Paper 2024/1214

Less Effort, More Success: Efficient Genetic Algorithm-Based Framework for Side-channel Collision Attacks

Abstract

By introducing collision information, the existing side-channel Correlation-Enhanced Collision Attacks (CECAs) performed collision-chain detection, and reduced a given candidate space to a significantly smaller collision-chain space, leading to more efficient key recovery. However, they are still limited by low collision detection speed and low success rate of key recovery. To address these issues, we first give a Collision Detection framework with Genetic Algorithm (CDGA), which exploits Genetic Algorithm to detect the collision chains and has a strong capability of global searching.

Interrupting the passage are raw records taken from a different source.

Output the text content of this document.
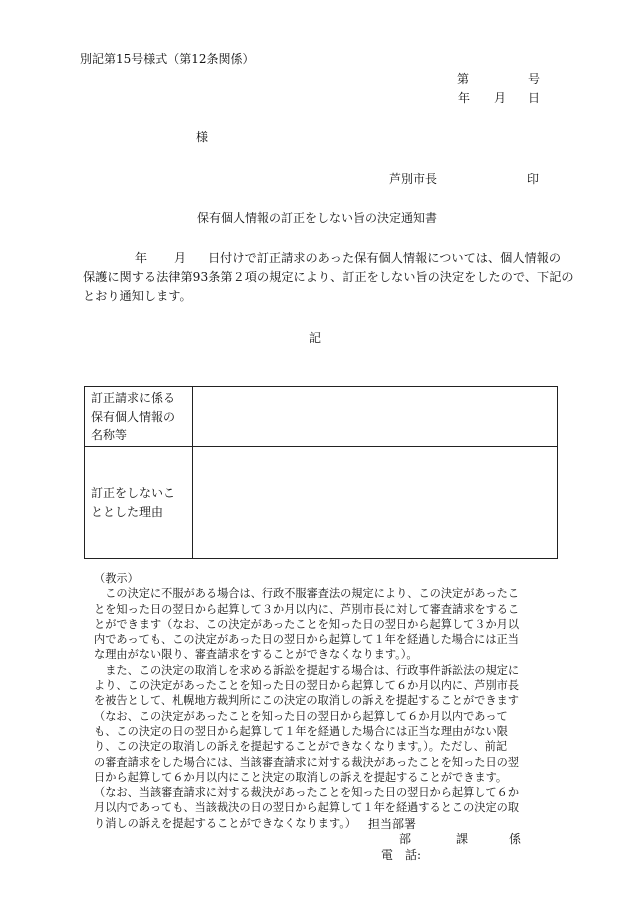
別記第15号様式（第12条関係）
第	号
年 月 日
様
芦別市長	印
保有個人情報の訂正をしない旨の決定通知書
年 月 日付けで訂正請求のあった保有個人情報については、個人情報の
保護に関する法律第93条第２項の規定により、訂正をしない旨の決定をしたので、下記の
とおり通知します。
記
訂正請求に係る
保有個人情報の
名称等	

訂正をしないこ
ととした理由	

（教示）
　この決定に不服がある場合は、行政不服審査法の規定により、この決定があったこ
とを知った日の翌日から起算して３か月以内に、芦別市長に対して審査請求をするこ
とができます（なお、この決定があったことを知った日の翌日から起算して３か月以
内であっても、この決定があった日の翌日から起算して１年を経過した場合には正当
な理由がない限り、審査請求をすることができなくなります。）。
　また、この決定の取消しを求める訴訟を提起する場合は、行政事件訴訟法の規定に
より、この決定があったことを知った日の翌日から起算して６か月以内に、芦別市長
を被告として、札幌地方裁判所にこの決定の取消しの訴えを提起することができます
（なお、この決定があったことを知った日の翌日から起算して６か月以内であって
も、この決定の日の翌日から起算して１年を経過した場合には正当な理由がない限
り、この決定の取消しの訴えを提起することができなくなります。）。ただし、前記
の審査請求をした場合には、当該審査請求に対する裁決があったことを知った日の翌
日から起算して６か月以内にこと決定の取消しの訴えを提起することができます。
（なお、当該審査請求に対する裁決があったことを知った日の翌日から起算して６か
月以内であっても、当該裁決の日の翌日から起算して１年を経過するとこの決定の取
り消しの訴えを提起することができなくなります。） 担当部署
部	課	係
電　話:
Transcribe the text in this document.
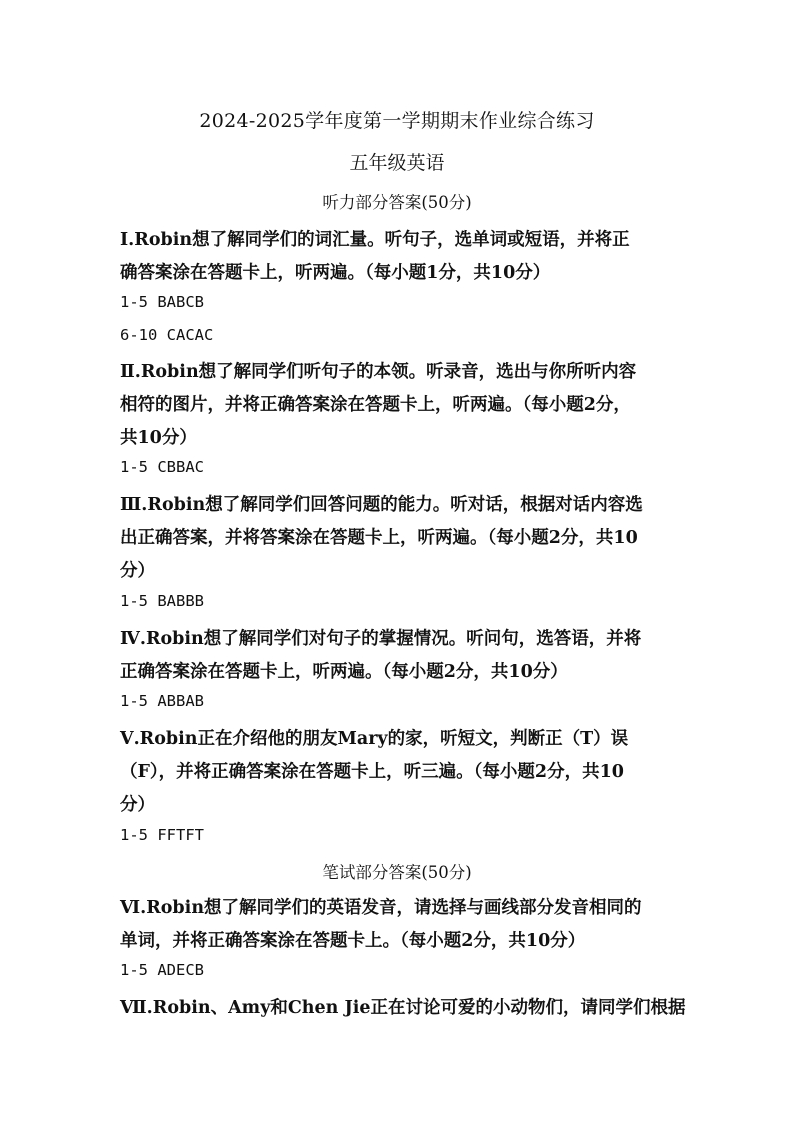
2024-2025学年度第一学期期末作业综合练习
五年级英语
听力部分答案(50分)
Ⅰ.Robin想了解同学们的词汇量。听句子，选单词或短语，并将正
确答案涂在答题卡上，听两遍。（每小题1分，共10分）
1-5 BABCB
6-10 CACAC
Ⅱ.Robin想了解同学们听句子的本领。听录音，选出与你所听内容
相符的图片，并将正确答案涂在答题卡上，听两遍。（每小题2分，
共10分）
1-5 CBBAC
Ⅲ.Robin想了解同学们回答问题的能力。听对话，根据对话内容选
出正确答案，并将答案涂在答题卡上，听两遍。（每小题2分，共10
分）
1-5 BABBB
Ⅳ.Robin想了解同学们对句子的掌握情况。听问句，选答语，并将
正确答案涂在答题卡上，听两遍。（每小题2分，共10分）
1-5 ABBAB
Ⅴ.Robin正在介绍他的朋友Mary的家，听短文，判断正（T）误
（F），并将正确答案涂在答题卡上，听三遍。（每小题2分，共10
分）
1-5 FFTFT
笔试部分答案(50分)
Ⅵ.Robin想了解同学们的英语发音，请选择与画线部分发音相同的
单词，并将正确答案涂在答题卡上。（每小题2分，共10分）
1-5 ADECB
Ⅶ.Robin、Amy和Chen Jie正在讨论可爱的小动物们，请同学们根据
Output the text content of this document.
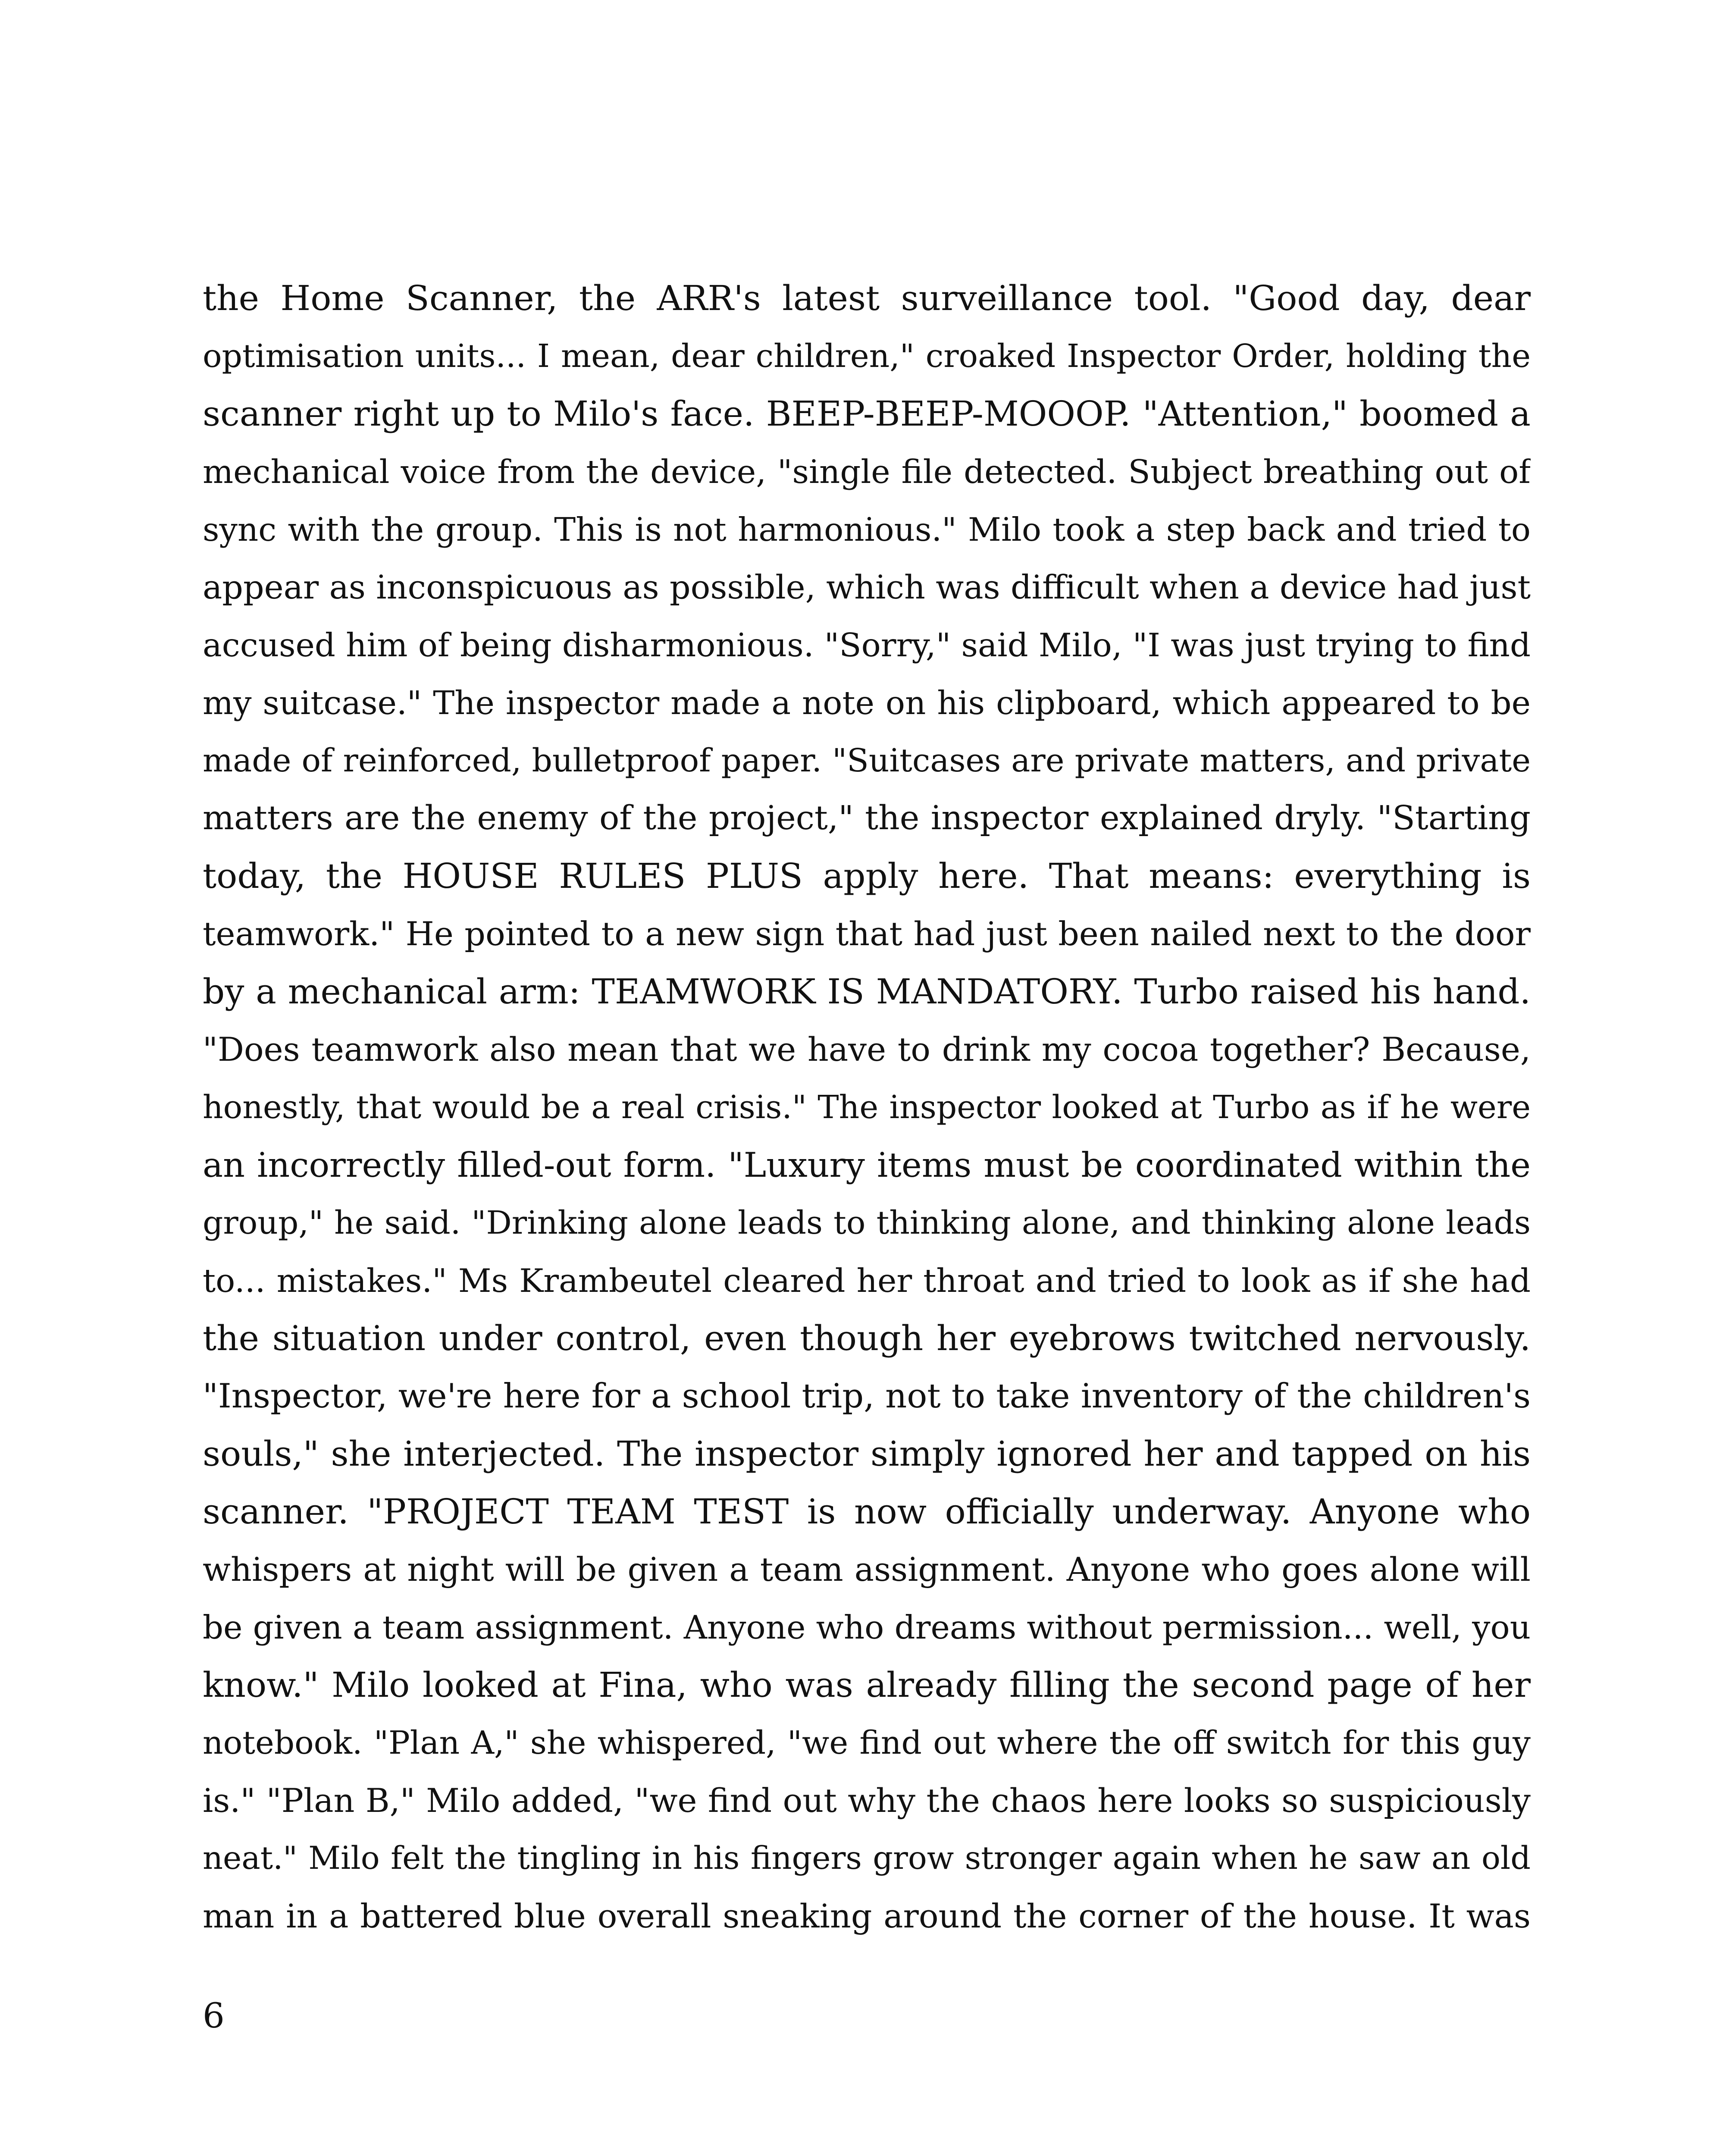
the Home Scanner, the ARR's latest surveillance tool. "Good day, dear
optimisation units... I mean, dear children," croaked Inspector Order, holding the
scanner right up to Milo's face. BEEP-BEEP-MOOOP. "Attention," boomed a
mechanical voice from the device, "single file detected. Subject breathing out of
sync with the group. This is not harmonious." Milo took a step back and tried to
appear as inconspicuous as possible, which was difficult when a device had just
accused him of being disharmonious. "Sorry," said Milo, "I was just trying to find
my suitcase." The inspector made a note on his clipboard, which appeared to be
made of reinforced, bulletproof paper. "Suitcases are private matters, and private
matters are the enemy of the project," the inspector explained dryly. "Starting
today, the HOUSE RULES PLUS apply here. That means: everything is
teamwork." He pointed to a new sign that had just been nailed next to the door
by a mechanical arm: TEAMWORK IS MANDATORY. Turbo raised his hand.
"Does teamwork also mean that we have to drink my cocoa together? Because,
honestly, that would be a real crisis." The inspector looked at Turbo as if he were
an incorrectly filled-out form. "Luxury items must be coordinated within the
group," he said. "Drinking alone leads to thinking alone, and thinking alone leads
to... mistakes." Ms Krambeutel cleared her throat and tried to look as if she had
the situation under control, even though her eyebrows twitched nervously.
"Inspector, we're here for a school trip, not to take inventory of the children's
souls," she interjected. The inspector simply ignored her and tapped on his
scanner. "PROJECT TEAM TEST is now officially underway. Anyone who
whispers at night will be given a team assignment. Anyone who goes alone will
be given a team assignment. Anyone who dreams without permission... well, you
know." Milo looked at Fina, who was already filling the second page of her
notebook. "Plan A," she whispered, "we find out where the off switch for this guy
is." "Plan B," Milo added, "we find out why the chaos here looks so suspiciously
neat." Milo felt the tingling in his fingers grow stronger again when he saw an old
man in a battered blue overall sneaking around the corner of the house. It was
6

Secondly, we theoretically analyze the performance of CECA, and bound the searching depth of its output candidate vectors with a confidence level using a rigorous hypothesis test, which is suitable both for Gaussian and non-Gaussian leakages. This facilitates the initialization of the population. Thirdly, we design an innovative goal-directed mutation method to randomly select new gene values for replacement, thus improving efficiency and adaptability of the CDGA. Finally, to optimize the evolutionary of CDGA, we introduce roulette selection strategy to employ a probability assignment based on individual fitness values to guarantee the preferential selection of superior genes. A single-point crossover strategy is also used to introduce novel gene segments into the chromosomes, thus enhancing the genetic diversity of the population. Experiments verify the superiority of our CDGA.